Yale University
Department of Statistics

ON OPTIMAL MATCHING AND BOOTSTRAP OF EMPIRICAL PROCESSES


Monday, October 14, 1996

Yongzhao Shao
Department of Statistics
Columbia University
New York, New York 10027
yshao@stat.columbia.edu
Seminar to be held in Room 107, 24 Hillhouse

Abstract
Matching problems have arisen in a number of interesting and seemingly unrelated areas. In the last decade, there have been major advances in optimal matching problems using probabilistic methods (see e.g., Statistical Science, 1993, No.1). We first show that the problem of bootstrapping empirical measures may be transformed into a problem of optimal matching. Some recently obtained optimal matching results are applied to establish rate of convergence results on bootstrapped empirical measures with respect to the dual bounded Lipschitz metric as well as the Prohorov distance (i.e.

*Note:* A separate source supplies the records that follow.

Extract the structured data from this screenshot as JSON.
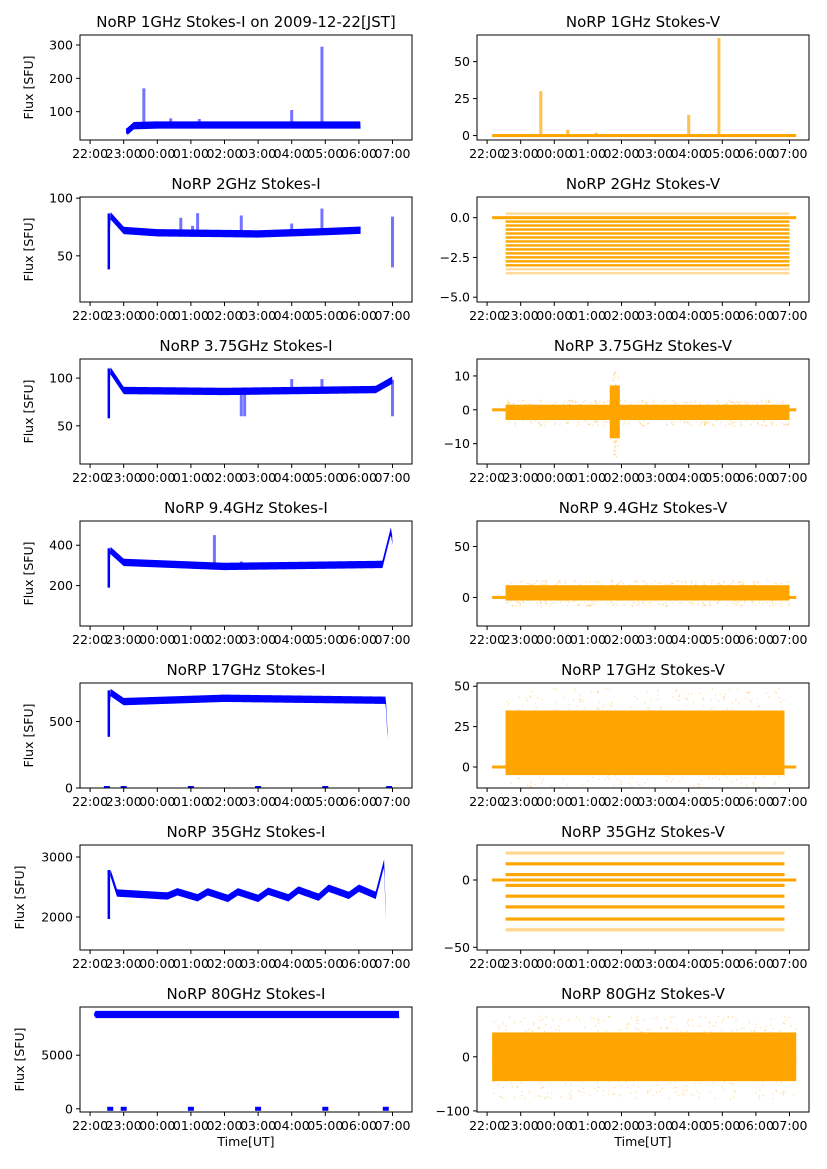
{
  "figure": {
    "title_prefix_note": "Top-left title includes date",
    "x_tick_labels": [
      "22:00",
      "23:00",
      "00:00",
      "01:00",
      "02:00",
      "03:00",
      "04:00",
      "05:00",
      "06:00",
      "07:00"
    ],
    "xlabel": "Time[UT]",
    "ylabel": "Flux [SFU]",
    "colors": {
      "stokes_i": "#0000ff",
      "stokes_v": "#ffa500"
    }
  },
  "chart_data": [
    {
      "type": "scatter",
      "title": "NoRP 1GHz Stokes-I on 2009-12-22[JST]",
      "ylabel": "Flux [SFU]",
      "xlabel": "",
      "series": "I",
      "ylim": [
        15,
        330
      ],
      "yticks": [
        100,
        200,
        300
      ],
      "ytick_labels": [
        "100",
        "200",
        "300"
      ],
      "x_range_hours": [
        23.1,
        30.05
      ],
      "baseline": [
        [
          23.1,
          40
        ],
        [
          23.3,
          58
        ],
        [
          24,
          60
        ],
        [
          30,
          60
        ]
      ],
      "spikes": [
        [
          23.6,
          170
        ],
        [
          24.4,
          80
        ],
        [
          25.25,
          78
        ],
        [
          28.0,
          105
        ],
        [
          28.9,
          295
        ]
      ]
    },
    {
      "type": "scatter",
      "title": "NoRP 1GHz Stokes-V",
      "ylabel": "",
      "xlabel": "",
      "series": "V",
      "ylim": [
        -3,
        68
      ],
      "yticks": [
        0,
        25,
        50
      ],
      "ytick_labels": [
        "0",
        "25",
        "50"
      ],
      "x_range_hours": [
        22.15,
        31.2
      ],
      "baseline": [
        [
          22.15,
          0
        ],
        [
          31.2,
          0
        ]
      ],
      "spikes": [
        [
          23.6,
          30
        ],
        [
          24.4,
          4
        ],
        [
          25.25,
          2
        ],
        [
          28.0,
          14
        ],
        [
          28.9,
          66
        ]
      ]
    },
    {
      "type": "scatter",
      "title": "NoRP 2GHz Stokes-I",
      "ylabel": "Flux [SFU]",
      "xlabel": "",
      "series": "I",
      "ylim": [
        10,
        101
      ],
      "yticks": [
        50,
        100
      ],
      "ytick_labels": [
        "50",
        "100"
      ],
      "x_range_hours": [
        22.55,
        30.05
      ],
      "baseline": [
        [
          22.55,
          40
        ],
        [
          22.6,
          85
        ],
        [
          23,
          72
        ],
        [
          24,
          70
        ],
        [
          27,
          69
        ],
        [
          29,
          71
        ],
        [
          30.7,
          73
        ],
        [
          30.95,
          88
        ],
        [
          31.0,
          84
        ]
      ],
      "spikes": [
        [
          24.7,
          83
        ],
        [
          25.05,
          76
        ],
        [
          25.2,
          87
        ],
        [
          26.5,
          85
        ],
        [
          28.0,
          78
        ],
        [
          28.9,
          91
        ],
        [
          31.0,
          40
        ]
      ]
    },
    {
      "type": "scatter",
      "title": "NoRP 2GHz Stokes-V",
      "ylabel": "",
      "xlabel": "",
      "series": "V",
      "ylim": [
        -5.3,
        1.3
      ],
      "yticks": [
        0.0,
        -2.5,
        -5.0
      ],
      "ytick_labels": [
        "0.0",
        "−2.5",
        "−5.0"
      ],
      "x_range_hours": [
        22.15,
        31.2
      ],
      "band": [
        -3.5,
        0.3
      ],
      "levels_step": 0.25
    },
    {
      "type": "scatter",
      "title": "NoRP 3.75GHz Stokes-I",
      "ylabel": "Flux [SFU]",
      "xlabel": "",
      "series": "I",
      "ylim": [
        10,
        120
      ],
      "yticks": [
        50,
        100
      ],
      "ytick_labels": [
        "50",
        "100"
      ],
      "x_range_hours": [
        22.55,
        31.0
      ],
      "baseline": [
        [
          22.55,
          60
        ],
        [
          22.6,
          108
        ],
        [
          23,
          87
        ],
        [
          26,
          86
        ],
        [
          30.5,
          88
        ],
        [
          31.0,
          98
        ]
      ],
      "spikes": [
        [
          26.5,
          60
        ],
        [
          26.6,
          60
        ],
        [
          28.0,
          99
        ],
        [
          28.9,
          99
        ],
        [
          31.0,
          60
        ]
      ]
    },
    {
      "type": "scatter",
      "title": "NoRP 3.75GHz Stokes-V",
      "ylabel": "",
      "xlabel": "",
      "series": "V",
      "ylim": [
        -16,
        15
      ],
      "yticks": [
        10,
        0,
        -10
      ],
      "ytick_labels": [
        "10",
        "0",
        "−10"
      ],
      "x_range_hours": [
        22.15,
        31.2
      ],
      "band": [
        -3,
        1.5
      ],
      "burst": [
        25.8,
        12,
        -14
      ]
    },
    {
      "type": "scatter",
      "title": "NoRP 9.4GHz Stokes-I",
      "ylabel": "Flux [SFU]",
      "xlabel": "",
      "series": "I",
      "ylim": [
        0,
        520
      ],
      "yticks": [
        200,
        400
      ],
      "ytick_labels": [
        "200",
        "400"
      ],
      "x_range_hours": [
        22.55,
        31.0
      ],
      "baseline": [
        [
          22.55,
          200
        ],
        [
          22.6,
          375
        ],
        [
          23,
          315
        ],
        [
          26,
          295
        ],
        [
          30.7,
          305
        ],
        [
          30.95,
          470
        ],
        [
          31.0,
          420
        ]
      ],
      "spikes": [
        [
          25.7,
          450
        ],
        [
          26.5,
          320
        ],
        [
          27.75,
          310
        ]
      ]
    },
    {
      "type": "scatter",
      "title": "NoRP 9.4GHz Stokes-V",
      "ylabel": "",
      "xlabel": "",
      "series": "V",
      "ylim": [
        -28,
        75
      ],
      "yticks": [
        0,
        50
      ],
      "ytick_labels": [
        "0",
        "50"
      ],
      "x_range_hours": [
        22.15,
        31.2
      ],
      "band": [
        -3,
        12
      ]
    },
    {
      "type": "scatter",
      "title": "NoRP 17GHz Stokes-I",
      "ylabel": "Flux [SFU]",
      "xlabel": "",
      "series": "I",
      "ylim": [
        0,
        790
      ],
      "yticks": [
        0,
        500
      ],
      "ytick_labels": [
        "0",
        "500"
      ],
      "x_range_hours": [
        22.55,
        30.85
      ],
      "baseline": [
        [
          22.55,
          400
        ],
        [
          22.6,
          720
        ],
        [
          23,
          650
        ],
        [
          26,
          675
        ],
        [
          30.8,
          660
        ],
        [
          30.85,
          400
        ]
      ],
      "zero_marks": [
        22.5,
        23.0,
        25.0,
        27.0,
        29.0,
        30.9
      ]
    },
    {
      "type": "scatter",
      "title": "NoRP 17GHz Stokes-V",
      "ylabel": "",
      "xlabel": "",
      "series": "V",
      "ylim": [
        -13,
        52
      ],
      "yticks": [
        0,
        25,
        50
      ],
      "ytick_labels": [
        "0",
        "25",
        "50"
      ],
      "x_range_hours": [
        22.15,
        31.2
      ],
      "band": [
        -5,
        35
      ]
    },
    {
      "type": "scatter",
      "title": "NoRP 35GHz Stokes-I",
      "ylabel": "Flux [SFU]",
      "xlabel": "",
      "series": "I",
      "ylim": [
        1450,
        3200
      ],
      "yticks": [
        2000,
        3000
      ],
      "ytick_labels": [
        "2000",
        "3000"
      ],
      "x_range_hours": [
        22.55,
        30.8
      ],
      "baseline": [
        [
          22.55,
          2000
        ],
        [
          22.6,
          2750
        ],
        [
          22.8,
          2400
        ],
        [
          24.3,
          2350
        ],
        [
          24.6,
          2420
        ],
        [
          25.2,
          2320
        ],
        [
          25.5,
          2420
        ],
        [
          26.1,
          2310
        ],
        [
          26.4,
          2420
        ],
        [
          27.0,
          2310
        ],
        [
          27.3,
          2430
        ],
        [
          27.9,
          2320
        ],
        [
          28.2,
          2450
        ],
        [
          28.8,
          2330
        ],
        [
          29.1,
          2480
        ],
        [
          29.7,
          2360
        ],
        [
          30.0,
          2480
        ],
        [
          30.5,
          2360
        ],
        [
          30.75,
          2900
        ],
        [
          30.8,
          2000
        ]
      ]
    },
    {
      "type": "scatter",
      "title": "NoRP 35GHz Stokes-V",
      "ylabel": "",
      "xlabel": "",
      "series": "V",
      "ylim": [
        -52,
        26
      ],
      "yticks": [
        0,
        -50
      ],
      "ytick_labels": [
        "0",
        "−50"
      ],
      "x_range_hours": [
        22.15,
        31.2
      ],
      "levels": [
        20,
        12,
        4,
        -4,
        -12,
        -20,
        -29,
        -37
      ]
    },
    {
      "type": "scatter",
      "title": "NoRP 80GHz Stokes-I",
      "ylabel": "Flux [SFU]",
      "xlabel": "Time[UT]",
      "series": "I",
      "ylim": [
        -300,
        9500
      ],
      "yticks": [
        0,
        5000
      ],
      "ytick_labels": [
        "0",
        "5000"
      ],
      "x_range_hours": [
        22.15,
        31.2
      ],
      "baseline": [
        [
          22.15,
          8800
        ],
        [
          31.2,
          8800
        ]
      ],
      "zero_marks": [
        22.6,
        23.0,
        25.0,
        27.0,
        29.0,
        30.8
      ]
    },
    {
      "type": "scatter",
      "title": "NoRP 80GHz Stokes-V",
      "ylabel": "",
      "xlabel": "Time[UT]",
      "series": "V",
      "ylim": [
        -102,
        92
      ],
      "yticks": [
        0,
        -100
      ],
      "ytick_labels": [
        "0",
        "−100"
      ],
      "x_range_hours": [
        22.15,
        31.2
      ],
      "band": [
        -45,
        45
      ]
    }
  ]
}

Glivenko-Cantelli type theorems) in all dimensions. The connection between matching probelms and Efron's bootstrap is then used through refining a representation method, introduced in Lo (1989), to obtain rate of convergence results for bootstrapping empirical processes exemplified by the empirical process indexed by Vapnik-Cervonenkis classes of sets. For a particular example, the Donsker type central limit theorem does not hold for the uniform empirical process indexed by lower layers in the unit square, however the supremum distance between a version of the empirical process and its bootstrapped counterpart is shown to go to zero almost surely, with a rate faster than ``square-root n.'' The bootstrap results obtained here complement the well-known results of Gin{\'e} and Zinn (1990) on bootstrapping CLT of empirical processes.